The storage creation took about 3secs to run on 4 nodes. Very nice.

As for the overall storage volume setup with LXD clustering, this feature seems rather fragile. Some of the operations fail without details (as shown above), some of the CLI syntax seems wrong, etc. Debugging the issues is difficult without some sort of detailed log file.

I would also like to have the ability to specify a Manager server with different resources (network, storage, etc) than the worker nodes. This allows us to separate the management tasks from the workers. For example, in my case, I had to add an additional drive to the manager server just so the storage creation part worked properly.

Yes, UX and error handling need to be improved in this area. To recap, we’ll probably need to:

  1. report more clearly what went wrong where, in case of partial failure of a cluster-wide operation (most noticeably storage and network creation or deletion)
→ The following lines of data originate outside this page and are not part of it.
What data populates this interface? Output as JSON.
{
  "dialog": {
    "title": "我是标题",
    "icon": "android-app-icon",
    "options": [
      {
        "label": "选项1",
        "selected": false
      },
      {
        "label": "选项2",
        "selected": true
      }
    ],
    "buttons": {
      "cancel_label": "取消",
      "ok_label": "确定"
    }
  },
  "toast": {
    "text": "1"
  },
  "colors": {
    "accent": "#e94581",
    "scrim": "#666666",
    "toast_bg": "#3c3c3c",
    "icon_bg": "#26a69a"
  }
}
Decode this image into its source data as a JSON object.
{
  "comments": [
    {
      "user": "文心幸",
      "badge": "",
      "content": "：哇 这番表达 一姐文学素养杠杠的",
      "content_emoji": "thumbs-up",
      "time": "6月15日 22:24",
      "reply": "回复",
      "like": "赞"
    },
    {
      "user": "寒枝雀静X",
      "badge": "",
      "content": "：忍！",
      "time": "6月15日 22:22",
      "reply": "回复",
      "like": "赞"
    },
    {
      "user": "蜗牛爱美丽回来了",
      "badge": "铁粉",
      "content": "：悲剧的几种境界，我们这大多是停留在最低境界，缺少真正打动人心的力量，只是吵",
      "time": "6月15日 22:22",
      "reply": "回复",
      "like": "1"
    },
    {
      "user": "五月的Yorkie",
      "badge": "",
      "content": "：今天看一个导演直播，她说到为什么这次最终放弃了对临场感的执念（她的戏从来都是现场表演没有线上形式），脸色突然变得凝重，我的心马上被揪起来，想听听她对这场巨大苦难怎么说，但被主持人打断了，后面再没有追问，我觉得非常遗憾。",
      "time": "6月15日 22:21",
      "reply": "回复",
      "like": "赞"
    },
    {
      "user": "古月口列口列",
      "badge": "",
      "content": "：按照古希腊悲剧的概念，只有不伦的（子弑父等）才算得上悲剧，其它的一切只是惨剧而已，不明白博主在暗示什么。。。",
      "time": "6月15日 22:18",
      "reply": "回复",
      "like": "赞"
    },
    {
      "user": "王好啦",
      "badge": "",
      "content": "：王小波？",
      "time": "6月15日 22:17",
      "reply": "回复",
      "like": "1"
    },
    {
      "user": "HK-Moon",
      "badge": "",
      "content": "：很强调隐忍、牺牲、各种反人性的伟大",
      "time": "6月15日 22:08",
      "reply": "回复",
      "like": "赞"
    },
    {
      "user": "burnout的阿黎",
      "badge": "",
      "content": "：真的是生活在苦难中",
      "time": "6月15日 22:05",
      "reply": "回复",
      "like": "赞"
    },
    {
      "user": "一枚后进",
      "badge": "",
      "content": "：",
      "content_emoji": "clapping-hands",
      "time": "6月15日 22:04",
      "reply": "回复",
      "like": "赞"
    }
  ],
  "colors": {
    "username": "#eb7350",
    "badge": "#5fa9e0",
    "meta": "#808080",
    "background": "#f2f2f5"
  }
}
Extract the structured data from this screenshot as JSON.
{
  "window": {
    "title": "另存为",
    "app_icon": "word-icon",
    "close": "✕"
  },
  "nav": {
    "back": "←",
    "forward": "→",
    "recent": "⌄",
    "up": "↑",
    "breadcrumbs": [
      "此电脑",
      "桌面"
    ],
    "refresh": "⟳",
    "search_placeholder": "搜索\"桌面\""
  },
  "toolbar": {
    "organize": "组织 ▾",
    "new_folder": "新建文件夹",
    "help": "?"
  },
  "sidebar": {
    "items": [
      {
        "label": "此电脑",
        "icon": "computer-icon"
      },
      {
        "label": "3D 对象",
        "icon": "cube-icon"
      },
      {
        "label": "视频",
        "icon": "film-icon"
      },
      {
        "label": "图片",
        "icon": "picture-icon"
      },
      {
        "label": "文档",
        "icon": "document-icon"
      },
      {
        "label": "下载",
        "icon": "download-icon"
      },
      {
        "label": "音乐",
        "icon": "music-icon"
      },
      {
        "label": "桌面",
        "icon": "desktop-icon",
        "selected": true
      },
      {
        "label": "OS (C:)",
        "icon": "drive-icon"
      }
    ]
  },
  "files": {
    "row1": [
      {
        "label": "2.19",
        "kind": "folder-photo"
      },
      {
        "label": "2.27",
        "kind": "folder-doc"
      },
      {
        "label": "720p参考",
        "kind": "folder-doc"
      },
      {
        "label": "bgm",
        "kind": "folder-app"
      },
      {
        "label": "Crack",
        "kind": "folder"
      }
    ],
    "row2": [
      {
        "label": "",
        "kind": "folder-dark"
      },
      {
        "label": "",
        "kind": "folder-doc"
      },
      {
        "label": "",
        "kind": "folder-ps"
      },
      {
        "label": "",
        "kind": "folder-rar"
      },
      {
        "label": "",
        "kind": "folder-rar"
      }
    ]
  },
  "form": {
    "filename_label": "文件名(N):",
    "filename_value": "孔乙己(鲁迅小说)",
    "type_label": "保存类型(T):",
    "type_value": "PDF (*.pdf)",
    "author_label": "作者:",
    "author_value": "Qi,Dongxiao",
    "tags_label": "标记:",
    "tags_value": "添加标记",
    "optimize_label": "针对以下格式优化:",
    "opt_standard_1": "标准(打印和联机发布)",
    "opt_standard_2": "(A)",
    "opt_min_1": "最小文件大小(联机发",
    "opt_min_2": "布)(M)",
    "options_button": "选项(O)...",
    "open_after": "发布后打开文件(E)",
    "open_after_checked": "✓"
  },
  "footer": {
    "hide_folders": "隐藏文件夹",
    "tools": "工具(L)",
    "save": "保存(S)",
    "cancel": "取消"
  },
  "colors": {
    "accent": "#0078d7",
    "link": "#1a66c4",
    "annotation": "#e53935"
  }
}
  2. add a way to get you unstuck when things are broken due to a partial failure (something along the --force option you suggest, details to be defined)

Regarding the ability of specifying a “Manager”, I probably don’t have enough context here, and I’m not entirely sure what you mean. Other LXD team members might provide more insight on this.

Yeah, the force option will likely be a property on the storage pool (node-specific) to indicate to force the creation, likely block.force-format which if set to true will have us pass -f to mkfs.
@brauner what do you think of that part?

For the manager server part, that’s not in our plans right now.

Having storage pools or networks only visible on some of the nodes isn’t well suited for our current API, would break backward compatibility with any non-cluster-aware clients and would be pretty tricky to manage.

If you have a need for a specific host to be a unique snowflake as far as storage and network, making the containers running on it entirely tied to that machine and not able to move to any of the other nodes, then I’d argue that this machine should be kept as a standalone LXD server and not be put in the cluster.

Thanks Stephane. I understand and can appreciate the viewpoint about the “snowflake” machine given the current API and underpinnings of LXD.

That said, I ask you to consider a much larger viewpoint for LXD - namely in a data center with many LXD servers providing compute resources. From my past experience, enterprise customers want separation of duties - management vs workload (think vCenter vs ESX server). The management server is not a snowflake machine; it’s job is to provision the compute servers with the right resources (network, storage, etc). And, each server may or may not have identical configurations with each other (different storage pools, network configurations, etc). Finally, customers want availability zones to separate workloads for HA purposes or use in multi-tenant environments (separate compute clusters).

I definitely think the new cluster option in LXD 3 is a great step forward. I sincerely hope you will consider the above suggestions when planning out the roadmap for the next version of LXD.